Aug 22, 2010 5:06 AM GMT
Over Time, a Gay Marriage Groundswell
According to our research, as recently as 2004, same-sex marriage did not have majority support in any state. By 2008, three states had crossed the 50 percent line.
Today, 17 states are over that line (more if you consider the CNN estimate correct that just over 50 percent of the country supports gay marriage).
In 2008, the year Proposition 8 was approved, just under half of Californians supported same-sex marriage,. Today, according to polls, more than half do. A similar shift has occurred in Maine, where same-sex marriage legislation was repealed by ballot measure in 2009.
In both New York and New Jersey, where state legislatures in the past have defeated proposals to allow same-sex marriage, a majority now support it.
And support for same-sex marriage has increased in all states, even in relatively conservative places like Wyoming and Kentucky. Only Utah is still below where national support stood in 1996.
Among the five states that currently allow same-sex marriage, Iowa is the outlier. It is the only one of those states where support falls below half, at 44 percent.

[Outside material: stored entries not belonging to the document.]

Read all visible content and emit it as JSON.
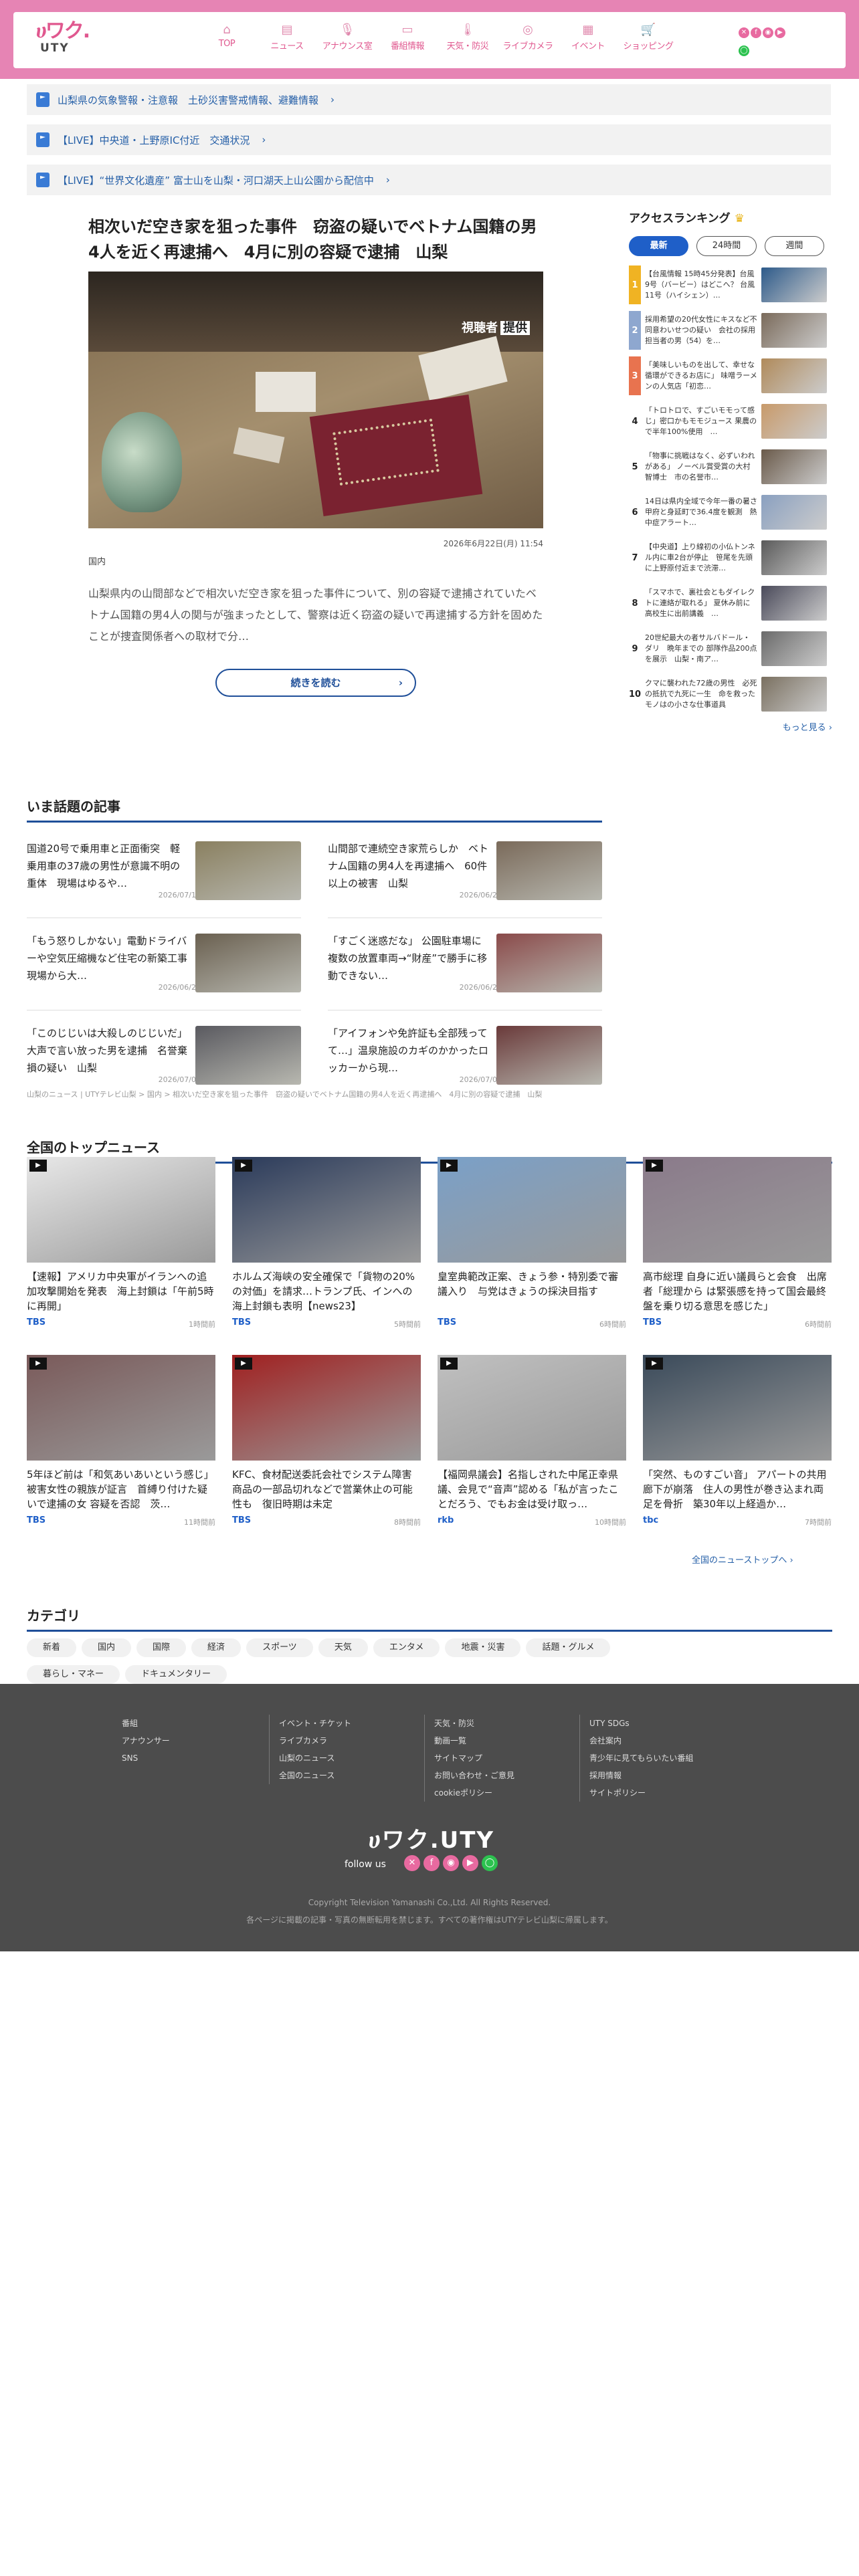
{
  "header": {
    "logo_main": "ሀワク.",
    "logo_sub": "UTY",
    "nav": [
      {
        "label": "TOP",
        "icon": "⌂"
      },
      {
        "label": "ニュース",
        "icon": "▤"
      },
      {
        "label": "アナウンス室",
        "icon": "🎙"
      },
      {
        "label": "番組情報",
        "icon": "▭"
      },
      {
        "label": "天気・防災",
        "icon": "🌡"
      },
      {
        "label": "ライブカメラ",
        "icon": "◎"
      },
      {
        "label": "イベント",
        "icon": "▦"
      },
      {
        "label": "ショッピング",
        "icon": "🛒"
      }
    ],
    "social": [
      {
        "icon": "x-icon",
        "glyph": "✕",
        "color": "#e86aa0"
      },
      {
        "icon": "facebook-icon",
        "glyph": "f",
        "color": "#e86aa0"
      },
      {
        "icon": "instagram-icon",
        "glyph": "◉",
        "color": "#e86aa0"
      },
      {
        "icon": "youtube-icon",
        "glyph": "▶",
        "color": "#e86aa0"
      },
      {
        "icon": "line-icon",
        "glyph": "◯",
        "color": "#2cc24f"
      }
    ]
  },
  "alerts": [
    "山梨県の気象警報・注意報　土砂災害警戒情報、避難情報",
    "【LIVE】中央道・上野原IC付近　交通状況",
    "【LIVE】“世界文化遺産” 富士山を山梨・河口湖天上山公園から配信中"
  ],
  "main": {
    "headline": "相次いだ空き家を狙った事件　窃盗の疑いでベトナム国籍の男4人を近く再逮捕へ　4月に別の容疑で逮捕　山梨",
    "photo_caption": "視聴者",
    "photo_caption_badge": "提供",
    "date": "2026年6月22日(月) 11:54",
    "category": "国内",
    "summary": "山梨県内の山間部などで相次いだ空き家を狙った事件について、別の容疑で逮捕されていたベトナム国籍の男4人の関与が強まったとして、警察は近く窃盗の疑いで再逮捕する方針を固めたことが捜査関係者への取材で分…",
    "more_label": "続きを読む"
  },
  "ranking": {
    "title": "アクセスランキング",
    "tabs": [
      "最新",
      "24時間",
      "週間"
    ],
    "active_tab": 0,
    "items": [
      {
        "rank": "1",
        "text": "【台風情報 15時45分発表】台風9号（バービー）はどこへ？ 台風11号（ハイシェン）…",
        "thumb": "#2d5a8a"
      },
      {
        "rank": "2",
        "text": "採用希望の20代女性にキスなど不同意わいせつの疑い　会社の採用担当者の男（54）を…",
        "thumb": "#7a6a5a"
      },
      {
        "rank": "3",
        "text": "「美味しいものを出して、幸せな循環ができるお店に」 味噌ラーメンの人気店「初恋…",
        "thumb": "#b08a5a"
      },
      {
        "rank": "4",
        "text": "「トロトロで、すごいモモって感じ」密口かもモモジュース 果農ので半年100%使用　…",
        "thumb": "#c89a6a"
      },
      {
        "rank": "5",
        "text": "「物事に挑戦はなく、必ずいわれがある」 ノーベル賞受賞の大村智博士　市の名誉市…",
        "thumb": "#6a5a4a"
      },
      {
        "rank": "6",
        "text": "14日は県内全域で今年一番の暑さ　甲府と身延町で36.4度を観測　熱中症アラート…",
        "thumb": "#8aa0c0"
      },
      {
        "rank": "7",
        "text": "【中央道】上り線初の小仏トンネル内に車2台が停止　笹尾を先頭に上野原付近まで渋滞…",
        "thumb": "#5a5a5a"
      },
      {
        "rank": "8",
        "text": "「スマホで、裏社会ともダイレクトに連絡が取れる」 夏休み前に高校生に出前講義　…",
        "thumb": "#4a4a5a"
      },
      {
        "rank": "9",
        "text": "20世紀最大の者サルバドール・ダリ　晩年までの 部隊作品200点を展示　山梨・南ア…",
        "thumb": "#6a6a6a"
      },
      {
        "rank": "10",
        "text": "クマに襲われた72歳の男性　必死の抵抗で九死に一生　命を救ったモノはの小さな仕事道具",
        "thumb": "#7a7060"
      }
    ],
    "more_label": "もっと見る"
  },
  "trending": {
    "title": "いま話題の記事",
    "items": [
      {
        "text": "国道20号で乗用車と正面衝突　軽乗用車の37歳の男性が意識不明の重体　現場はゆるや…",
        "date": "2026/07/10",
        "thumb": "#8a8060"
      },
      {
        "text": "山間部で連続空き家荒らしか　ベトナム国籍の男4人を再逮捕へ　60件以上の被害　山梨",
        "date": "2026/06/22",
        "thumb": "#7a6a5a"
      },
      {
        "text": "「もう怒りしかない」電動ドライバーや空気圧縮機など住宅の新築工事現場から大…",
        "date": "2026/06/24",
        "thumb": "#6a6050"
      },
      {
        "text": "「すごく迷惑だな」 公園駐車場に複数の放置車両→“財産”で勝手に移動できない…",
        "date": "2026/06/23",
        "thumb": "#8a4a4a"
      },
      {
        "text": "「このじじいは大殺しのじじいだ」 大声で言い放った男を逮捕　名誉棄損の疑い　山梨",
        "date": "2026/07/01",
        "thumb": "#5a5a60"
      },
      {
        "text": "「アイフォンや免許証も全部残ってて…」温泉施設のカギのかかったロッカーから現…",
        "date": "2026/07/05",
        "thumb": "#6a3a3a"
      }
    ]
  },
  "breadcrumb": "山梨のニュース | UTYテレビ山梨 > 国内 > 相次いだ空き家を狙った事件　窃盗の疑いでベトナム国籍の男4人を近く再逮捕へ　4月に別の容疑で逮捕　山梨",
  "top_news": {
    "title": "全国のトップニュース",
    "items": [
      {
        "text": "【速報】アメリカ中央軍がイランへの追加攻撃開始を発表　海上封鎖は「午前5時に再開」",
        "source": "TBS",
        "time": "1時間前",
        "thumb": "#e8e8e8"
      },
      {
        "text": "ホルムズ海峡の安全確保で「貨物の20%の対価」を請求…トランプ氏、インへの海上封鎖も表明【news23】",
        "source": "TBS",
        "time": "5時間前",
        "thumb": "#2a3a5a"
      },
      {
        "text": "皇室典範改正案、きょう参・特別委で審議入り　与党はきょうの採決目指す",
        "source": "TBS",
        "time": "6時間前",
        "thumb": "#7aa0c8"
      },
      {
        "text": "高市総理 自身に近い議員らと会食　出席者「総理から は緊張感を持って国会最終盤を乗り切る意思を感じた」",
        "source": "TBS",
        "time": "6時間前",
        "thumb": "#8a7a8a"
      },
      {
        "text": "5年ほど前は「和気あいあいという感じ」被害女性の親族が証言　首縛り付けた疑いで逮捕の女 容疑を否認　茨…",
        "source": "TBS",
        "time": "11時間前",
        "thumb": "#7a5a5a"
      },
      {
        "text": "KFC、食材配送委託会社でシステム障害　商品の一部品切れなどで営業休止の可能性も　復旧時期は未定",
        "source": "TBS",
        "time": "8時間前",
        "thumb": "#a02020"
      },
      {
        "text": "【福岡県議会】名指しされた中尾正幸県議、会見で“音声”認める「私が言ったことだろう、でもお金は受け取っ…",
        "source": "rkb",
        "time": "10時間前",
        "thumb": "#c0c0c0"
      },
      {
        "text": "「突然、ものすごい音」 アパートの共用廊下が崩落　住人の男性が巻き込まれ両足を骨折　築30年以上経過か…",
        "source": "tbc",
        "time": "7時間前",
        "thumb": "#3a4a5a"
      }
    ],
    "more_label": "全国のニューストップへ"
  },
  "categories": {
    "title": "カテゴリ",
    "items": [
      "新着",
      "国内",
      "国際",
      "経済",
      "スポーツ",
      "天気",
      "エンタメ",
      "地震・災害",
      "話題・グルメ",
      "暮らし・マネー",
      "ドキュメンタリー"
    ]
  },
  "footer": {
    "cols": [
      [
        "番組",
        "アナウンサー",
        "SNS"
      ],
      [
        "イベント・チケット",
        "ライブカメラ",
        "山梨のニュース",
        "全国のニュース"
      ],
      [
        "天気・防災",
        "動画一覧",
        "サイトマップ",
        "お問い合わせ・ご意見",
        "cookieポリシー"
      ],
      [
        "UTY SDGs",
        "会社案内",
        "青少年に見てもらいたい番組",
        "採用情報",
        "サイトポリシー"
      ]
    ],
    "logo": "ሀワク.UTY",
    "follow": "follow us",
    "copyright": "Copyright Television Yamanashi Co.,Ltd. All Rights Reserved.",
    "notice": "各ページに掲載の記事・写真の無断転用を禁じます。すべての著作権はUTYテレビ山梨に帰属します。"
  }
}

This trend will continue. Nationally, a majority of people under age 30 support same-sex marriage. And this is not because of overwhelming majorities found in more liberal states that skew the national picture: our research shows that a majority of young people in almost every state support it. As new voters come of age, and as their older counterparts exit the voting pool, it’s likely that support will increase, pushing more states over the halfway mark.